Fortunately, there are many ways to help your child overcome the difficulties and doubts. Read on to find out more.

How can I help my child with getting back to school?

Surely, you can recall your own school years with a variety of feelings. You can use that as a starting point, but keep in mind that your kid probably isn’t growing up in the same environment and probably wouldn’t recreate the same experiences you had in your own childhood.

Here are some ideas how to cope and prevent anxiety from ruining the beginning of the school year:

1. Make sure that your child is understood

Always start by asking your child simply: “How are you feeling?” or “What do you expect?”. Encouraging your child to discuss possible situations, hers or his fears or doubts, should lead to acceptance. This means that he should have a clear picture that she or he is understood and that you know exactly what . This isn’t a small deal and make sure that set a stage for this before anything else. Also, make sure that you understand the concept of anxiety.

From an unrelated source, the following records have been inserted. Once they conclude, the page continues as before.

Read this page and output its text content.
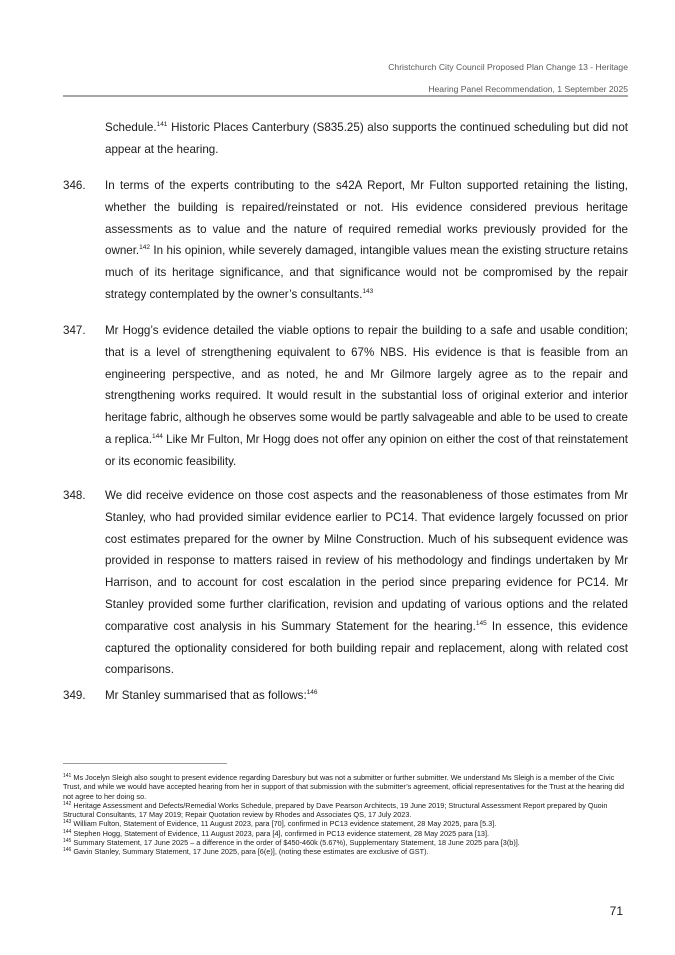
Christchurch City Council Proposed Plan Change 13 - Heritage
Hearing Panel Recommendation, 1 September 2025

Schedule.$^{141}$ Historic Places Canterbury (S835.25) also supports the continued scheduling but did not appear at the hearing.

346. In terms of the experts contributing to the s42A Report, Mr Fulton supported retaining the listing, whether the building is repaired/reinstated or not. His evidence considered previous heritage assessments as to value and the nature of required remedial works previously provided for the owner.$^{142}$ In his opinion, while severely damaged, intangible values mean the existing structure retains much of its heritage significance, and that significance would not be compromised by the repair strategy contemplated by the owner’s consultants.$^{143}$

347. Mr Hogg’s evidence detailed the viable options to repair the building to a safe and usable condition; that is a level of strengthening equivalent to 67% NBS. His evidence is that is feasible from an engineering perspective, and as noted, he and Mr Gilmore largely agree as to the repair and strengthening works required. It would result in the substantial loss of original exterior and interior heritage fabric, although he observes some would be partly salvageable and able to be used to create a replica.$^{144}$ Like Mr Fulton, Mr Hogg does not offer any opinion on either the cost of that reinstatement or its economic feasibility.

348. We did receive evidence on those cost aspects and the reasonableness of those estimates from Mr Stanley, who had provided similar evidence earlier to PC14. That evidence largely focussed on prior cost estimates prepared for the owner by Milne Construction. Much of his subsequent evidence was provided in response to matters raised in review of his methodology and findings undertaken by Mr Harrison, and to account for cost escalation in the period since preparing evidence for PC14. Mr Stanley provided some further clarification, revision and updating of various options and the related comparative cost analysis in his Summary Statement for the hearing.$^{145}$ In essence, this evidence captured the optionality considered for both building repair and replacement, along with related cost comparisons.

349. Mr Stanley summarised that as follows:$^{146}$

$^{141}$ Ms Jocelyn Sleigh also sought to present evidence regarding Daresbury but was not a submitter or further submitter. We understand Ms Sleigh is a member of the Civic Trust, and while we would have accepted hearing from her in support of that submission with the submitter’s agreement, official representatives for the Trust at the hearing did not agree to her doing so.

$^{142}$ Heritage Assessment and Defects/Remedial Works Schedule, prepared by Dave Pearson Architects, 19 June 2019; Structural Assessment Report prepared by Quoin Structural Consultants, 17 May 2019; Repair Quotation review by Rhodes and Associates QS, 17 July 2023.

$^{143}$ William Fulton, Statement of Evidence, 11 August 2023, para [70], confirmed in PC13 evidence statement, 28 May 2025, para [5.3].

$^{144}$ Stephen Hogg, Statement of Evidence, 11 August 2023, para [4], confirmed in PC13 evidence statement, 28 May 2025 para [13].

$^{145}$ Summary Statement, 17 June 2025 – a difference in the order of $450-460k (5.67%), Supplementary Statement, 18 June 2025 para [3(b)].

$^{146}$ Gavin Stanley, Summary Statement, 17 June 2025, para [6(e)], (noting these estimates are exclusive of GST).

71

2. Rehearse the school routine

A week or two before school starts, make sure that your child sets the alarm clock right on time, to get used to waking up early. Also, teach your child to plan ahead, including school supplies and lunches. Make sure that your child chooses what to wear during the first day of school.

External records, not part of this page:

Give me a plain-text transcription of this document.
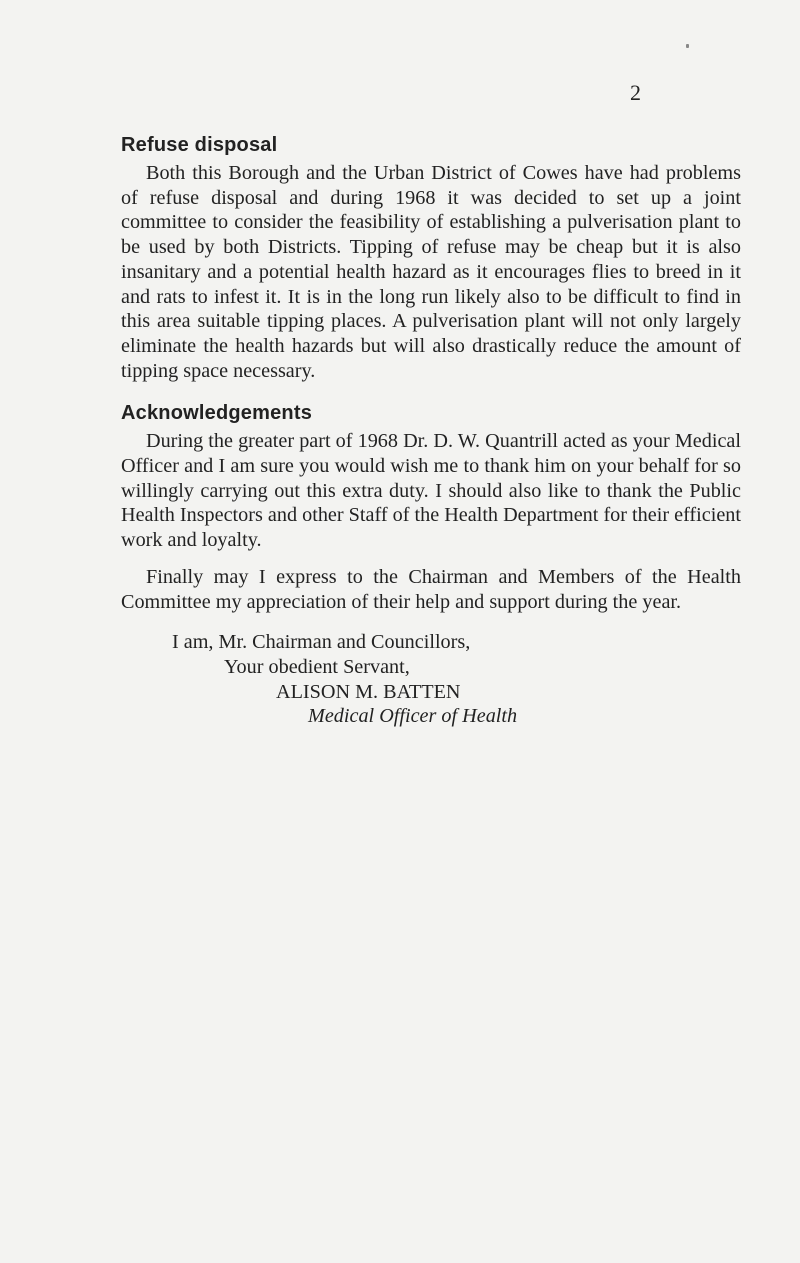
2
Refuse disposal

Both this Borough and the Urban District of Cowes have had problems of refuse disposal and during 1968 it was decided to set up a joint committee to consider the feasibility of establishing a pulverisation plant to be used by both Districts. Tipping of refuse may be cheap but it is also insanitary and a potential health hazard as it encourages flies to breed in it and rats to infest it. It is in the long run likely also to be difficult to find in this area suitable tipping places. A pulverisation plant will not only largely eliminate the health hazards but will also drastically reduce the amount of tipping space necessary.

Acknowledgements

During the greater part of 1968 Dr. D. W. Quantrill acted as your Medical Officer and I am sure you would wish me to thank him on your behalf for so willingly carrying out this extra duty. I should also like to thank the Public Health Inspectors and other Staff of the Health Department for their efficient work and loyalty.

Finally may I express to the Chairman and Members of the Health Committee my appreciation of their help and support during the year.

I am, Mr. Chairman and Councillors,
Your obedient Servant,
ALISON M. BATTEN
Medical Officer of Health
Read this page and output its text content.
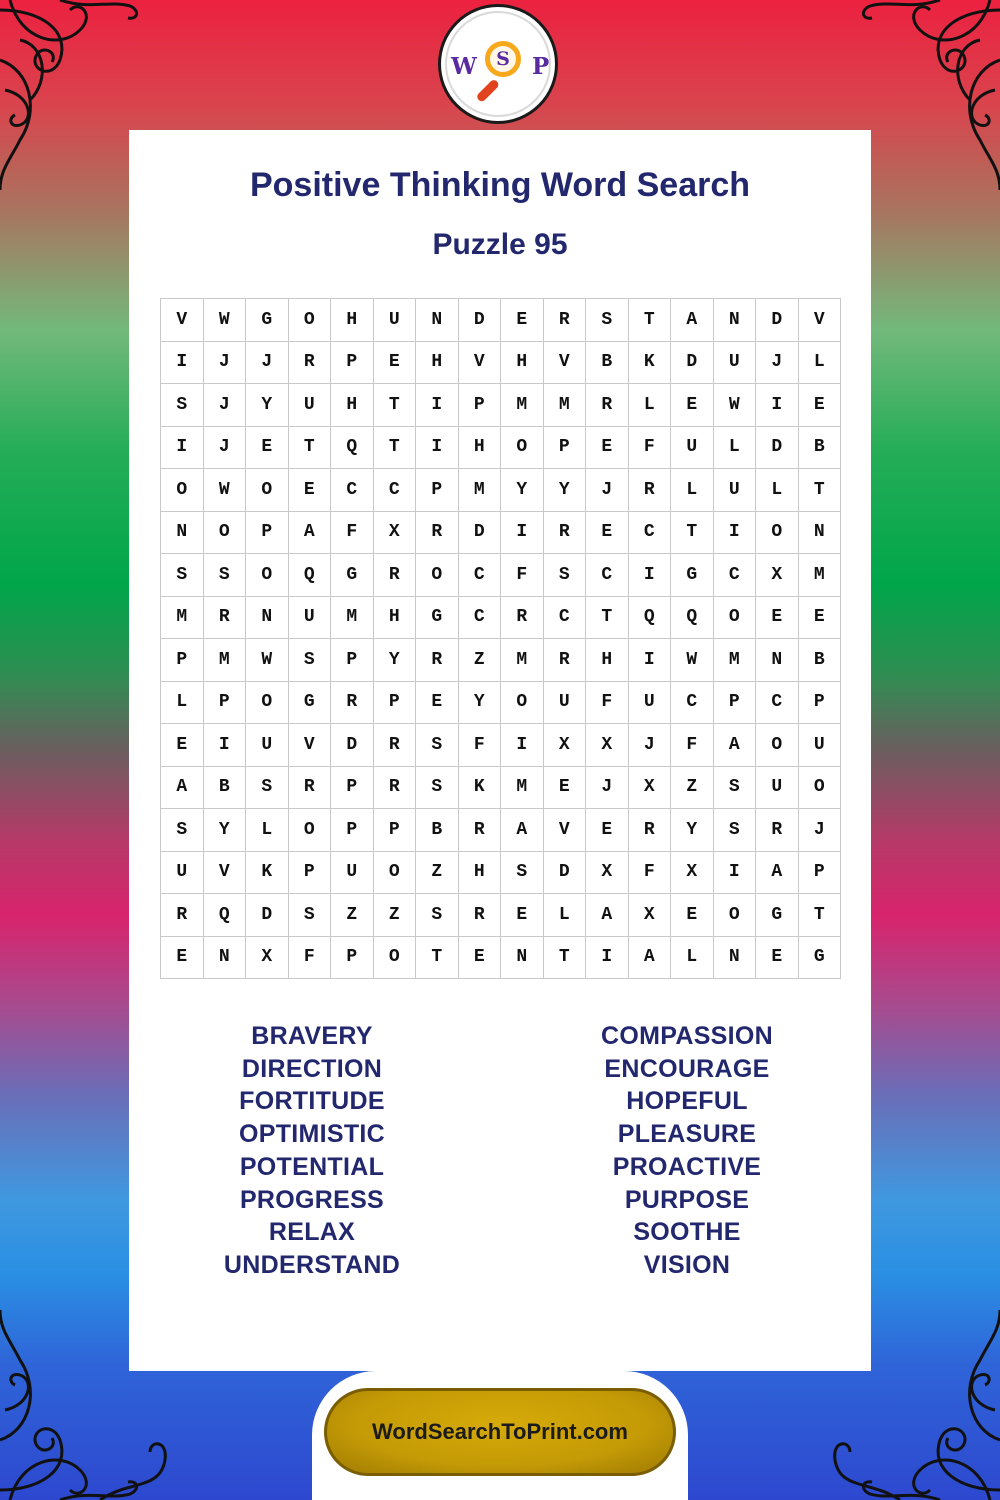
W	S P
Positive Thinking Word Search
Puzzle 95
V	W	G	O	H	U	N	D	E	R	S	T	A	N	D	V
I	J	J	R	P	E	H	V	H	V	B	K	D	U	J	L
S	J	Y	U	H	T	I	P	M	M	R	L	E	W	I	E
I	J	E	T	Q	T	I	H	O	P	E	F	U	L	D	B
O	W	O	E	C	C	P	M	Y	Y	J	R	L	U	L	T
N	O	P	A	F	X	R	D	I	R	E	C	T	I	O	N
S	S	O	Q	G	R	O	C	F	S	C	I	G	C	X	M
M	R	N	U	M	H	G	C	R	C	T	Q	Q	O	E	E
P	M	W	S	P	Y	R	Z	M	R	H	I	W	M	N	B
L	P	O	G	R	P	E	Y	O	U	F	U	C	P	C	P
E	I	U	V	D	R	S	F	I	X	X	J	F	A	O	U
A	B	S	R	P	R	S	K	M	E	J	X	Z	S	U	O
S	Y	L	O	P	P	B	R	A	V	E	R	Y	S	R	J
U	V	K	P	U	O	Z	H	S	D	X	F	X	I	A	P
R	Q	D	S	Z	Z	S	R	E	L	A	X	E	O	G	T
E	N	X	F	P	O	T	E	N	T	I	A	L	N	E	G
BRAVERY
DIRECTION
FORTITUDE
OPTIMISTIC
POTENTIAL
PROGRESS
RELAX
UNDERSTAND
COMPASSION
ENCOURAGE
HOPEFUL
PLEASURE
PROACTIVE
PURPOSE
SOOTHE
VISION
WordSearchToPrint.com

If it’s hers or his first year, you can also drive to the school and take a walk around the classrooms, cafeteria, school yard etc. Also make sure to get most things, like school bag, books and lunch prepared well in advance, as this is known to give your child more time to catch a breath. Practice going to bed early and eating breakfast at home.

3. Role play

If your kids are anxious about returning to school, it’s not enough to just reassure them everything will be alright. If they’re worried about a specific situation that could occur in school, you can help by enactment. This can be a very useful technique, especially with new social environments.

After a role play, it’s important to discuss different aspects of the imagined situation with your child. For instance, you can switch roles, give meanings to different situations, provide useful alternatives to aggression or rage, and teach how to balance between patience and curiosity. Equipping your child with strategies on how to act when put under any pressure, bullied against or criticized is likely to greatly reduce the level of anxiety and even turn it into a positive excitement.

Younger children can use visual aids to show how they feel and what would happen on the first day of school.

4. Encourage anxiety-reducing activities

This could include reading an exciting book, enjoying a movie night, or a family picnic at a park. You should do this together, but also allow enough time for your child to explore and get some sense of independence. Another idea that could benefit your child is to visit a well-equipped indoor playground in Avondale that has enough amenities to satisfy your child’s need for physical activity and entertainment. On a playground, there are numerous possibilities, which can positively affect your child’s cognitive, motor and social development.

You can make a meet-up with a couple of friends who will attend the same school and this will likely turn the anxiety into a positive anticipation.

5. Focus on the timeline

Make sure to monitor step-by-step as the first day of school approaches. Sometimes, anxiety can kick in on the first day. In that case, make sure that your kid goes to school with a friend, to bring something that reminds of home.

If you have followed the first step, you have already established a level of trust between you and your child and you can give him cues. Remember, you shouldn’t put all that emphasis on your control, but your kid should feel free to tell you everything.

Unexpected things can happen at school, but the point is to know how to name them and remain safe and sound. If anything becomes too overwhelming, it’s best to consult a professional.